I've asked before as to what propositions count as meaningful, and, as some commentators and responders helpfully pointed out, 'meaning' and 'propositions' appear to be identical entities in the philosophical jargon. So I've decided to ask a new question and it is this: What are the propositions (or what is the meaning of sentences)? Is there a formal way of defining propositions? Or are they defined ostensibly only?
I'm not aware of a formal definition of proposition, and the issue is highly contentious, but one way to think about them is as follows. Take a sentence like "Clarissa is a fish". You can believe this, as in the sentence, "I believe Clarissa is a fish". You can hope it: "I hope Clarissa is a fish." You can doubt it: "I doubt Clarissa is a fish". These are various different propositional attitudes you take toward the proposition, but through them all the proposition is one and the same.
You can also say the sentence today and/or tomorrow. You can say it to your friend and/or to your teacher. You can write it down and/or say it. You can say it in English or translate it into German. The sentence is what changes in all these permutations but not the proposition.
In sum, the proposition is in effect the idealized content of the sentence, which is constant through time, place, translation, and propositional attitude. In this sense you can understand it as an abstraction from the sentences in which it occurs.
Well excuse the pseudo-philosophy BUT
A proposition is anything which I can express with a that in front, right?

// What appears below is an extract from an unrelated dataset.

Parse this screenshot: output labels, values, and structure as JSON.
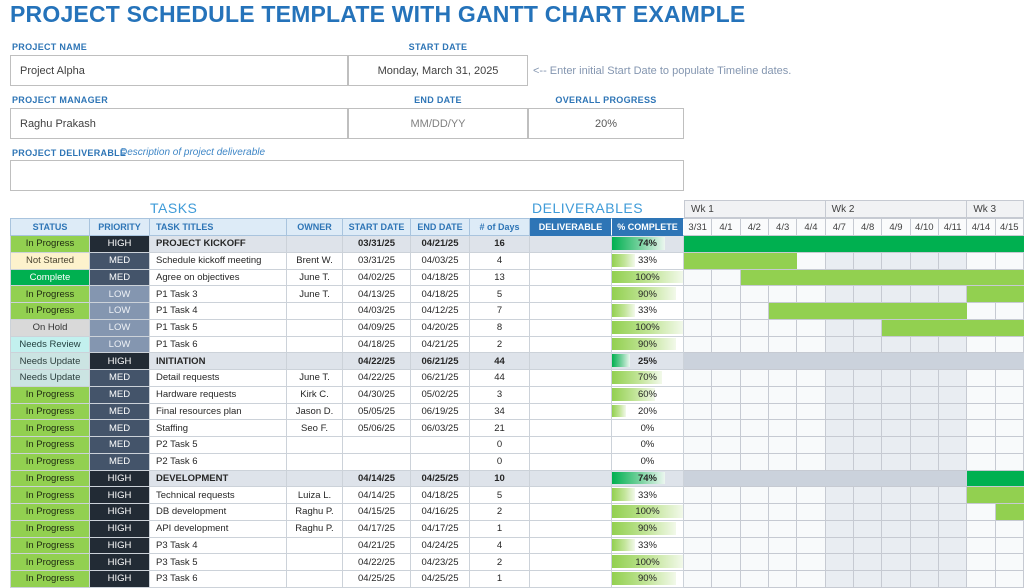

I believe that, it is true that, that...
introducing a subordinate clause expressing a statement
It seems to me that this suggests a meta-language. e.g., if I think that A<->B then I am asserting not just a material equivalence, but a semantic (not syntactic) identity: such that it is always true in my language that A<->B.
- It is snowing iff there are snowflakes in the sky
- That it is snowing iff there are snowflakes in the sky
In 2 I am claiming the equivalence can be said in a metalanguage, that the the equivalence is "subordinate" to something else which can be expressed.
The supraordinate clause in 1 is augmented with THAT, and whatever it is which the that is about (e.g. I believe that) cannot be expressed without 1 [or something like it).
So in conclusion: a proposition is an expression which depends on some metalanguage.